FILE – California Gov. Gavin Newsom delivers his annual State of the State address in Sacramento, Calif., March 8, 2022. Newsom is running for reelection in California, but his latest television ad is airing in Florida. The 30-second spot scheduled to air on Fox News starting Monday, July 4, takes shots at Florida Gov. Ron DeSantis and his policies, while drawing a contrast with California. (AP Photo/Rich Pedroncelli, File)

California Gov. Gavin Newsom signed a spate of new, unanimously approved bills into action approved before the California State Legislature went on summer recess, including reforms to housing, development, and food stamp programs. 

AB 356, introduced by Assemblymember Devon Mathis, R–Visalia, extends an existing exemption from the California Environmental Quality Act’s aesthetic review of housing replacing dilapidated buildings that was set to expire on January 1, 2024, for an additional five years. 

“In removing the January 1, 2024 expiration, AB 356 continues to allow for the very narrow exemption which ultimately promotes a positive atmosphere in disadvantaged communities,” wrote Mathis.

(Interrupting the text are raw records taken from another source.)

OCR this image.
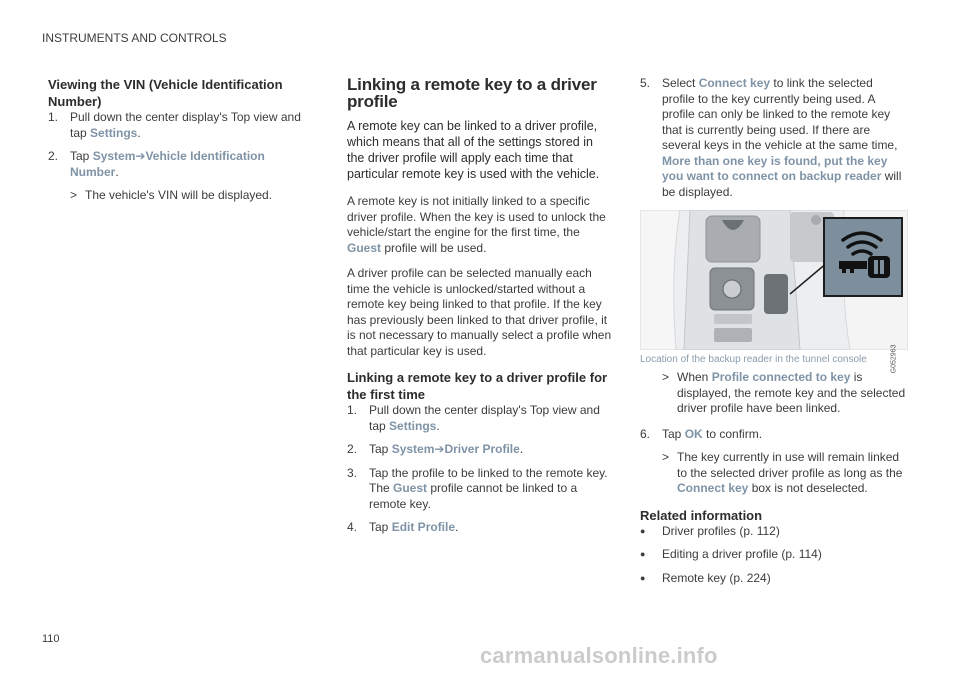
INSTRUMENTS AND CONTROLS
Viewing the VIN (Vehicle Identification Number)
1. Pull down the center display's Top view and tap Settings.
2. Tap System➔Vehicle Identification Number.
> The vehicle's VIN will be displayed.
Linking a remote key to a driver profile
A remote key can be linked to a driver profile, which means that all of the settings stored in the driver profile will apply each time that particular remote key is used with the vehicle.

A remote key is not initially linked to a specific driver profile. When the key is used to unlock the vehicle/start the engine for the first time, the Guest profile will be used.

A driver profile can be selected manually each time the vehicle is unlocked/started without a remote key being linked to that profile. If the key has previously been linked to that driver profile, it is not necessary to manually select a profile when that particular key is used.

Linking a remote key to a driver profile for the first time
1. Pull down the center display's Top view and tap Settings.
2. Tap System➔Driver Profile.
3. Tap the profile to be linked to the remote key. The Guest profile cannot be linked to a remote key.
4. Tap Edit Profile.
5. Select Connect key to link the selected profile to the key currently being used. A profile can only be linked to the remote key that is currently being used. If there are several keys in the vehicle at the same time, More than one key is found, put the key you want to connect on backup reader will be displayed.
G052963
Location of the backup reader in the tunnel console
> When Profile connected to key is displayed, the remote key and the selected driver profile have been linked.
6. Tap OK to confirm.
> The key currently in use will remain linked to the selected driver profile as long as the Connect key box is not deselected.
Related information
●	Driver profiles (p. 112)
●	Editing a driver profile (p. 114)
●	Remote key (p. 224)
110
carmanualsonline.info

AB 584, introduced by Assemblymember Greg Hart, D–Santa Barbara, significantly expands an existing exemption to California Coastal Commission review for projects “required to protect life and public property from imminent danger” or to “restore, repair, or maintain public works, utilities, or services.” Due to the California Coastal Act, a coastal development permit from the California Coastal Commission must be obtained to undertake any kind of building or development in the coastal zone. This emergency waiver was extended to permanent structures or improvements that can be valued up to $125,000, adjusted annually for inflation, compared to just $25,000 before, and removes a major barrier to keeping public services functioning within the coastal zone. 

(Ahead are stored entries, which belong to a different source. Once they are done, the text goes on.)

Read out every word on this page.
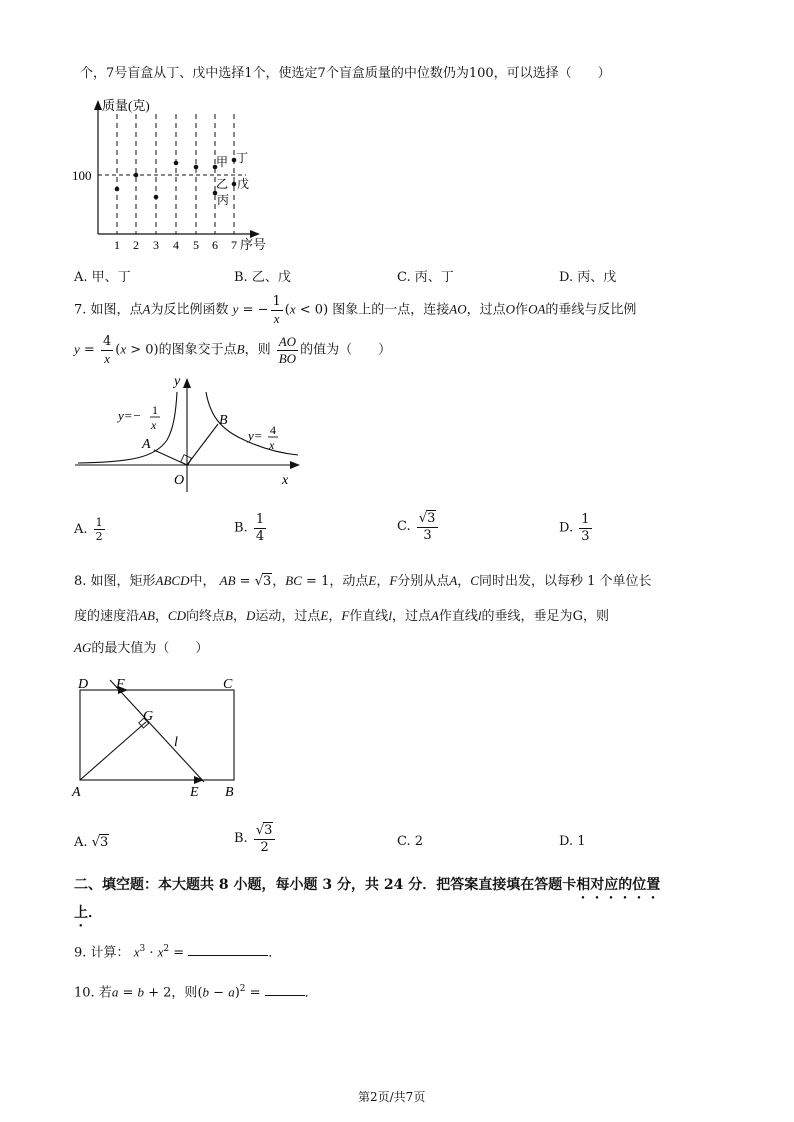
个，7号盲盒从丁、戊中选择1个，使选定7个盲盒质量的中位数仍为100，可以选择（　　）
质量(克)
序号
100
1 2 3 4 5 6 7
甲 丁
乙 戊
丙
A. 甲、丁	B. 乙、戊	C. 丙、丁	D. 丙、戊
7. 如图，点A为反比例函数 y = − $\frac{1}{x} (x < 0)$ 图象上的一点，连接AO，过点O作OA的垂线与反比例
$y = \frac{4}{x} (x > 0)$的图象交于点B，则 $\frac{AO}{BO}$ 的值为（　　）
y
x
O
A
B
y=− 1
x
y= 4
x
A. $\frac{1}{2}$	B. $\frac{1}{4}$	C. $\frac{√3}{3}$	D. $\frac{1}{3}$
8. 如图，矩形ABCD中， AB = √3，BC = 1，动点E，F分别从点A，C同时出发，以每秒 1 个单位长
度的速度沿AB，CD向终点B，D运动，过点E，F作直线l，过点A作直线l的垂线，垂足为G，则
AG的最大值为（　　）
D F	C
G
l
A	E B
A. √3	B. $\frac{√3}{2}$	C. 2	D. 1
二、填空题：本大题共 8 小题，每小题 3 分，共 24 分．把答案直接填在答题卡相对应的位置
上．
9. 计算： $x^3 \cdot x^2$ =	．
10. 若a = b + 2，则$(b - a)^2$ =	．
第2页/共7页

AB 712, introduced by Assemblymember Wendy Carrillo, D–Los Angeles, would eventually allow for recipients of CalFresh–the California division of the federal Supplemental Nutrition Assistance Program (SNAP)–to use their CalFresh benefits to purchase hot and prepared foods, after receiving a waiver from the federal government to adopt this change. Under SNAP rules set in the 1970s, recipients have been prohibited from purchasing hot or prepared foods to encourage cooking at home and keep the program more cost-efficient, as prepared foods tend to cost significantly more than home-cooked meals. 

“All CalFresh recipients deserve the same shopping experience as everyone else: the dignity to choose what food is best for their family without restrictions,” Carrillo said.